Scientists May Have
Breakthrough For
Schizophrenia Treatment
By Patricia Reaney
LONDON (Reuters) - Scientists said Wednesday they may have found the key to better treatments for schizophrenia and addiction.
They think the clue to controlling the illnesses is the interaction of proteins on the surface of brain cells that act like night club bouncers deciding how much dopamine and other brain chemicals to let into the cell.
Dopamine is linked to pleasure and addiction. Other brain chemicals called GABA are associated with learning, memory and emotion.
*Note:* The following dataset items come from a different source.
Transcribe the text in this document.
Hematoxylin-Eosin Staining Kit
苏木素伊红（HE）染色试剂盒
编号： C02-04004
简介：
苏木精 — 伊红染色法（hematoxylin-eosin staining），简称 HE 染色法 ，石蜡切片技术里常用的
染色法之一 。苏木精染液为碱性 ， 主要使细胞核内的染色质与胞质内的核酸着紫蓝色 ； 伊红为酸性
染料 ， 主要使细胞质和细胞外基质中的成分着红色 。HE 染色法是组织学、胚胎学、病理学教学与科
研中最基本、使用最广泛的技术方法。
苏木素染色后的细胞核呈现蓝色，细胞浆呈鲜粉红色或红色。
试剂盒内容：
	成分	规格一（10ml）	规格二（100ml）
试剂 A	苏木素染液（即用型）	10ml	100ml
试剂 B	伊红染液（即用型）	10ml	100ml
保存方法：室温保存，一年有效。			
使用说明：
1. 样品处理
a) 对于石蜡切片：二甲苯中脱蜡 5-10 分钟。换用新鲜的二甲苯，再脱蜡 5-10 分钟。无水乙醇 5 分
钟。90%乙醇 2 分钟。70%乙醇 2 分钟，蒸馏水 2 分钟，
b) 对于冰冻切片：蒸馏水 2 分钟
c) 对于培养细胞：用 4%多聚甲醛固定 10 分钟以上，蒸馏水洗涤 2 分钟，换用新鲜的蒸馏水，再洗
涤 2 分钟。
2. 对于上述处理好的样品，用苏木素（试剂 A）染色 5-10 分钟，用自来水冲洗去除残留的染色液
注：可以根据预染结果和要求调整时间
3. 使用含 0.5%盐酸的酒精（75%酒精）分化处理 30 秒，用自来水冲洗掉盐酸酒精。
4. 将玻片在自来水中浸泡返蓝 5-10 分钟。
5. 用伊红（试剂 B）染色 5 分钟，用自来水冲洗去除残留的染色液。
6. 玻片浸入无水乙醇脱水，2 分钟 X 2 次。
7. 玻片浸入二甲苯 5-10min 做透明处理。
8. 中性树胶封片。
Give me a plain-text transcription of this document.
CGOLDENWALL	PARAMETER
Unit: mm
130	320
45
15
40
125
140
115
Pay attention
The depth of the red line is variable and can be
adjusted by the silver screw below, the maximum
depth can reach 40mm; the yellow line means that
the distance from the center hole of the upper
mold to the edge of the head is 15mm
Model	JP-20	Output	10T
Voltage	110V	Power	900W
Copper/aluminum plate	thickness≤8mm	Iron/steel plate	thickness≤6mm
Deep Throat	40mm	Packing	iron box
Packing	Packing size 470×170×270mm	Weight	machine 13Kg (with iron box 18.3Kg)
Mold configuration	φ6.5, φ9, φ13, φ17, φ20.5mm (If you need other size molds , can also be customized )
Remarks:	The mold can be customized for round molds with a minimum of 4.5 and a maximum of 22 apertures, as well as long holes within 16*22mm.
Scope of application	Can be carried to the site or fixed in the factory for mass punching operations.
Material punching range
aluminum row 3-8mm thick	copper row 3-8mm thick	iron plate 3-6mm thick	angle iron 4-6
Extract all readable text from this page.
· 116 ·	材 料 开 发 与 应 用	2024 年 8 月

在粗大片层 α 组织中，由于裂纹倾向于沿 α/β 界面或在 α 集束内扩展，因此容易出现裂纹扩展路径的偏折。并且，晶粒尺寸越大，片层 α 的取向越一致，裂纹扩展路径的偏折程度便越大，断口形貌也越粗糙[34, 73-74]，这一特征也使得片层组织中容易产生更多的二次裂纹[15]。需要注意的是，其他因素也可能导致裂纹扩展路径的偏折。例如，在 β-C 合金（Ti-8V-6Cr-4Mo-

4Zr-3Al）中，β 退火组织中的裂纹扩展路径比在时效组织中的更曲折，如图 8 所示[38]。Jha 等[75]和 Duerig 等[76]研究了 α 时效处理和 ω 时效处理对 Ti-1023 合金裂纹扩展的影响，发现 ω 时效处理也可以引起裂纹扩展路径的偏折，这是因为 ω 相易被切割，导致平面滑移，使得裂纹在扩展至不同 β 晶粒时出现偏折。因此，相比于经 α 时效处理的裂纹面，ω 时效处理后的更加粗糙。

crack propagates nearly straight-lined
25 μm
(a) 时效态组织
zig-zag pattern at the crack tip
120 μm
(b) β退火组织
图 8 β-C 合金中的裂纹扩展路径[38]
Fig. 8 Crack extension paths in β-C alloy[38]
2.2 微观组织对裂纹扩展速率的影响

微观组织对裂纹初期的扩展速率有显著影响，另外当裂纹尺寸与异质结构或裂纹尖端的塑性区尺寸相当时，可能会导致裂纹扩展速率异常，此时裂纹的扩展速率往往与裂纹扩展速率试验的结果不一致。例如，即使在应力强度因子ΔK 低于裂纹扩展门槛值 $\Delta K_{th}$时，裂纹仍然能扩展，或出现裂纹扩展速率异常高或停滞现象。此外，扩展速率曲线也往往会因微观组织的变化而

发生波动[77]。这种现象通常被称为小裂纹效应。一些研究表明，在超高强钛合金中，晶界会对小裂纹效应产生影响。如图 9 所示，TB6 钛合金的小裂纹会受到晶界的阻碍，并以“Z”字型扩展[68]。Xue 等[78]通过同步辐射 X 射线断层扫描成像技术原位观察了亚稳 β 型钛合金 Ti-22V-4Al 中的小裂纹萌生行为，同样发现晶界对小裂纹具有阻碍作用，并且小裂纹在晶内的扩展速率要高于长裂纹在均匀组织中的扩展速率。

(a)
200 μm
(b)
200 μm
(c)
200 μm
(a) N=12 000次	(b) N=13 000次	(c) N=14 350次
Too much or too little dopamine and GABA chemicals produce many of the symptoms of schizophrenia and addiction.
``This is the first demonstration that these proteins actually 'talk' to each other,'' Dr Hyman Niznik, of the University of Toronto, said in a telephone interview.
Niznik and his colleagues have discovered how the protein systems interact and join together.
``This may provide us with a new therapeutic window on how to restore normal cellular function in diseases like schizophrenia with the right medication that can either block this interaction or make it happen,'' Niznik explained.
There are many different types of receptors in the brain. Some, like D1 and D5, respond to the same drugs but others are very specific.
In a report in the science journal Nature, Niznik describes how dopamine D5 receptors can directly alter the function of GABA receptors by binding to them. Scientists had previously thought that other proteins, called G-proteins, were also needed.
``We've shown how these two receptor proteins bind to each other in order to modify each other's function,'' said Niznik.
``It's like cutting out the middle guy -- you don't need the G-protein to let these receptors talk to each other. We believe this to be a very general phenomenon.''
Niznik and his colleagues think people suffering from schizophrenia, which occurs in 1.5 percent of the world's population, have a coupling problem between brain receptor proteins.
The findings open up another avenue for treating schizophrenia, different from the approach of antipsychotic drugs which target other brain receptors.
Schizophrenia is the most common form of severe mental illness. Its causes are still unknown but scientists know it affects chemicals in the brain and believe there is a biological link which can predispose a person to the disease.
Sufferers experience hallucinations, hear voices and suffer from depression and bizarre and often violent behavior. The illness usually begins in the late teens or early 20s.